Washington’s defense cooperation relationship with India is “expanding,” Cooper said of China’s democratic neighbor and rival, which ranked as the world’s second-largest arms importer for the last five years in tracking by the Stockholm International Peace Research Institute. But even as it has bought less and less in weapons from Moscow over that period, New Delhi has long been its biggest customer.
Cooper hopes to change this. India recently engaged in a mountain skirmish in the Himalayas with China that left it with a bloody nose — 20 Indian Army soldiers killed by an outsize People’s Liberation Army force — and also engaged in a rare air force dogfight with rival Pakistan in 2019 that led to one of its Soviet-era MiG-21s getting shot down by a U.S.-supplied Pakistani F-16.
The gaps in its defenses stood exposed and spurred a rethink regarding a defensive realignment, including buying more weapons from the U.S. But even though Washington wants New Delhi’s business, it draws the line on certain defense procurements from Moscow.
In terms of modernization and interoperability with American hardware, Cooper cited two examples of “problematic” Russian equipment when asked to draw a red line: “Something like the S-400 [air defense system] would be a challenge.
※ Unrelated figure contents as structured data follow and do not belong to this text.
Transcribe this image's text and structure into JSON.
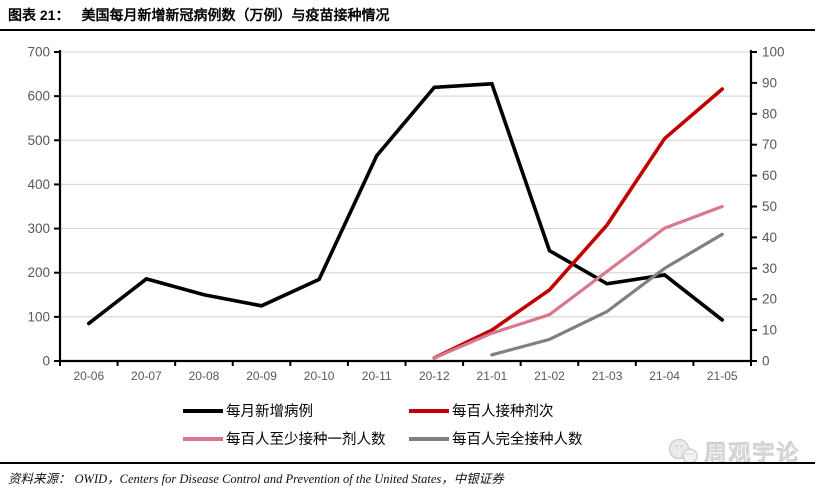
{
  "title": {
    "label": "图表 21：",
    "text": "美国每月新增新冠病例数（万例）与疫苗接种情况"
  },
  "source": {
    "label": "资料来源：",
    "text": "OWID，Centers for Disease Control and Prevention of the United States，中银证券"
  },
  "watermark": {
    "icon": "chat-bubbles-logo-icon",
    "text": "周观宇论"
  },
  "colors": {
    "axis_line": "#000000",
    "grid_line": "#d9d9d9",
    "tick_label": "#595959",
    "title_text": "#000000",
    "series_black": "#000000",
    "series_red": "#c00000",
    "series_pink": "#d6798c",
    "series_gray": "#808080"
  },
  "chart_data": {
    "type": "line",
    "title": "美国每月新增新冠病例数（万例）与疫苗接种情况",
    "categories": [
      "20-06",
      "20-07",
      "20-08",
      "20-09",
      "20-10",
      "20-11",
      "20-12",
      "21-01",
      "21-02",
      "21-03",
      "21-04",
      "21-05"
    ],
    "series": [
      {
        "name": "每月新增病例",
        "axis": "left",
        "color": "#000000",
        "values": [
          85,
          186,
          150,
          125,
          185,
          465,
          620,
          628,
          250,
          175,
          195,
          93
        ]
      },
      {
        "name": "每百人接种剂次",
        "axis": "right",
        "color": "#c00000",
        "values": [
          null,
          null,
          null,
          null,
          null,
          null,
          1,
          10,
          23,
          44,
          72,
          88
        ]
      },
      {
        "name": "每百人至少接种一剂人数",
        "axis": "right",
        "color": "#d6798c",
        "values": [
          null,
          null,
          null,
          null,
          null,
          null,
          1,
          9,
          15,
          29,
          43,
          50
        ]
      },
      {
        "name": "每百人完全接种人数",
        "axis": "right",
        "color": "#808080",
        "values": [
          null,
          null,
          null,
          null,
          null,
          null,
          null,
          2,
          7,
          16,
          30,
          41
        ]
      }
    ],
    "left_axis": {
      "min": 0,
      "max": 700,
      "step": 100
    },
    "right_axis": {
      "min": 0,
      "max": 100,
      "step": 10
    },
    "grid": true,
    "legend_position": "bottom",
    "xlabel": "",
    "ylabel_left": "",
    "ylabel_right": ""
  }
}
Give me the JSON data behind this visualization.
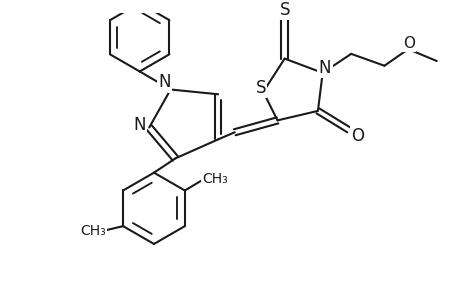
{
  "bg_color": "#ffffff",
  "line_color": "#1a1a1a",
  "line_width": 1.5,
  "font_size": 11,
  "figsize": [
    4.6,
    3.0
  ],
  "dpi": 100,
  "xlim": [
    0,
    9.2
  ],
  "ylim": [
    0,
    6.0
  ]
}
Something like the Sukhoi Su-35 [fighter] would be a challenge.”
Sameer Lalwani, a senior fellow and director of the South Asia program at the Stimson Center, said that “it’s certainly not a coincidence that countries rimming the Indo-Pacific are making more high-end arms purchases from the U.S.”
Many of these states’ threat perceptions “have intensified as China has displayed a more assertive and aggressive approach throughout the region,” he said. “For instance, Indonesia and the Philippines have recently confronted aggressive Chinese fishing vessels backed by armed escorts.”
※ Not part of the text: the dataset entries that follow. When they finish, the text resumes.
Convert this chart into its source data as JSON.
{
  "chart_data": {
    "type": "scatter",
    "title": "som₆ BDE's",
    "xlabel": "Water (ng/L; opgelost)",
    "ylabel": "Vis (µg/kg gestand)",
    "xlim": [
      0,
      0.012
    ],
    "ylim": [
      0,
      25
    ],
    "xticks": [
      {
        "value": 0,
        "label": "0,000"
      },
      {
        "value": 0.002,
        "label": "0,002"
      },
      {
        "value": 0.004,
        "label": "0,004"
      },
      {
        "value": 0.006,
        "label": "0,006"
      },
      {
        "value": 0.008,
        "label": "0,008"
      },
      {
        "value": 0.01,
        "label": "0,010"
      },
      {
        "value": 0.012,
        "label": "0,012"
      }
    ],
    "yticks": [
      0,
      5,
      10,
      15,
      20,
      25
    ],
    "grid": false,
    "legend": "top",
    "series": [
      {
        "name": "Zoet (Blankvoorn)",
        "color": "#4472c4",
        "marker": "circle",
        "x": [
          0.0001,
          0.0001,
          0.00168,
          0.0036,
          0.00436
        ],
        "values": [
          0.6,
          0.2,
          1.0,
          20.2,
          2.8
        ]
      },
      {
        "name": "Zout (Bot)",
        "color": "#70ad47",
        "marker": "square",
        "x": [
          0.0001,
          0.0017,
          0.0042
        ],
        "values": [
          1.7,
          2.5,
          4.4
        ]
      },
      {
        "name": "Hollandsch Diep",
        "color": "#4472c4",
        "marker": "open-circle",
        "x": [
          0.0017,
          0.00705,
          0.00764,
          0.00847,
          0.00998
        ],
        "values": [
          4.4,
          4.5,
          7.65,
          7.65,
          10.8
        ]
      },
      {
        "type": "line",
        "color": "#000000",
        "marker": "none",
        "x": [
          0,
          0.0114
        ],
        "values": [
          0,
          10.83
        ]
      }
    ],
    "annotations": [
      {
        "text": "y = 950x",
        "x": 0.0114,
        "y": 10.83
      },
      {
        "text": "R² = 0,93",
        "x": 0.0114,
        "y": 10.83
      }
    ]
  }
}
“These state-of-the-art arms platforms certainly will enhance states’ capabilities to protect their sovereign territory and to the extent Chinese claims and actions are deemed threatening to that territory” through encroachment in exclusive economic zones, and “they are in an indirect way arguably contributing to the U.S. vision of ‘freedom of navigation and commerce,'” Lalwani said.
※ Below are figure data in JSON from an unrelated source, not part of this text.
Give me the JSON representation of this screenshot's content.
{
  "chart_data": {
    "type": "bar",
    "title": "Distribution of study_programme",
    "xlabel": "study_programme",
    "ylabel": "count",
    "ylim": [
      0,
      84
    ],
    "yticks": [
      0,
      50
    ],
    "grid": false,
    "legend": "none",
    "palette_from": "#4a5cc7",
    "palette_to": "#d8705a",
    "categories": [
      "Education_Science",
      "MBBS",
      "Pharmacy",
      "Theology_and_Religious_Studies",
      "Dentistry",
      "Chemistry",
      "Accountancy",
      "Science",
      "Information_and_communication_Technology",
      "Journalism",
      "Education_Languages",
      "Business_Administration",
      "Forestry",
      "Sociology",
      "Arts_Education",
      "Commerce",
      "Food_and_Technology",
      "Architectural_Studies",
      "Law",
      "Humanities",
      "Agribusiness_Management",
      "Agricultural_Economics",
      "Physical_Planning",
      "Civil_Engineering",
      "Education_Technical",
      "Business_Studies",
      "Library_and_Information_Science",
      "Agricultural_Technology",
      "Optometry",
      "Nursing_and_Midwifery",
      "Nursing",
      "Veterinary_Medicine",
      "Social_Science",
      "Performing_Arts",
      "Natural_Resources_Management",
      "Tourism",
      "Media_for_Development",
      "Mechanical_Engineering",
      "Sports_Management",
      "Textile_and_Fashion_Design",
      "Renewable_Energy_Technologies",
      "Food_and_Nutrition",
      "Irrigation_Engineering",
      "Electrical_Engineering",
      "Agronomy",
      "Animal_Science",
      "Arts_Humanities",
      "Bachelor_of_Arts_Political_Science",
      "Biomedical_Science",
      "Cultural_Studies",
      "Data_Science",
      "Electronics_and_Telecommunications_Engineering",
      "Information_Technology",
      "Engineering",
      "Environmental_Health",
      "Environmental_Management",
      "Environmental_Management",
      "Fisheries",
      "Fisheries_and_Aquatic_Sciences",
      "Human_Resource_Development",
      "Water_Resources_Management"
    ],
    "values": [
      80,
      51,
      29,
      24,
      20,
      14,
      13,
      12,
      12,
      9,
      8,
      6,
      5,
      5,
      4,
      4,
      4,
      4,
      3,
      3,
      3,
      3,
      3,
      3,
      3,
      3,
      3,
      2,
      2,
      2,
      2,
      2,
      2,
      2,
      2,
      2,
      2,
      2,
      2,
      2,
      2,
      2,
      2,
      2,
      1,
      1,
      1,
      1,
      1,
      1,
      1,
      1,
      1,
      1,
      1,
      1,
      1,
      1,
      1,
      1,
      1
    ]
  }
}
“It’s true that for security reasons, advanced Russian and American hardware will have a hard time linking up with each other,” he said. “Those Indian choices on Russian arms will certainly create some complications in that they might limit some advanced arms the U.S. is willing and able to sell India … and impose limits on U.S. and Indian forces and equipment operating with each other.”
RAND’s Grossman thinks that it may not be that easy to decouple India from Russian arms. “India’s traditionally close partnership with Russia dating back to the Cold War and its non-aligned foreign policy have been limiting factors in the recent momentum of U.S.-India security ties,” he said. “I expect the U.S. to stand firm” on the issue of the S-400 and the Su-35, he said.
But he added that “India also appears to be standing firm, so something will have to give if the U.S. and India are to continue their cooperation under the Indo-Pacific strategy to counter and compete with China.”
On arms sales to Taiwan, in addition to America’s commitment to provide Taiwan with self-defense capabilities as stipulated in the 1979 Taiwan Relations Act, Cooper said that “there is also a very deep and abiding interest in making sure that there is cross-strait stability, and making sure that we maintain that deep and abiding interest in the cross-strait peace.”
While saying that there is no change in policy toward Taiwan, he said: “We are making sure that we are going to address self-defense capabilities for Taiwan” in light of the heightened tensions in the Taiwan Strait.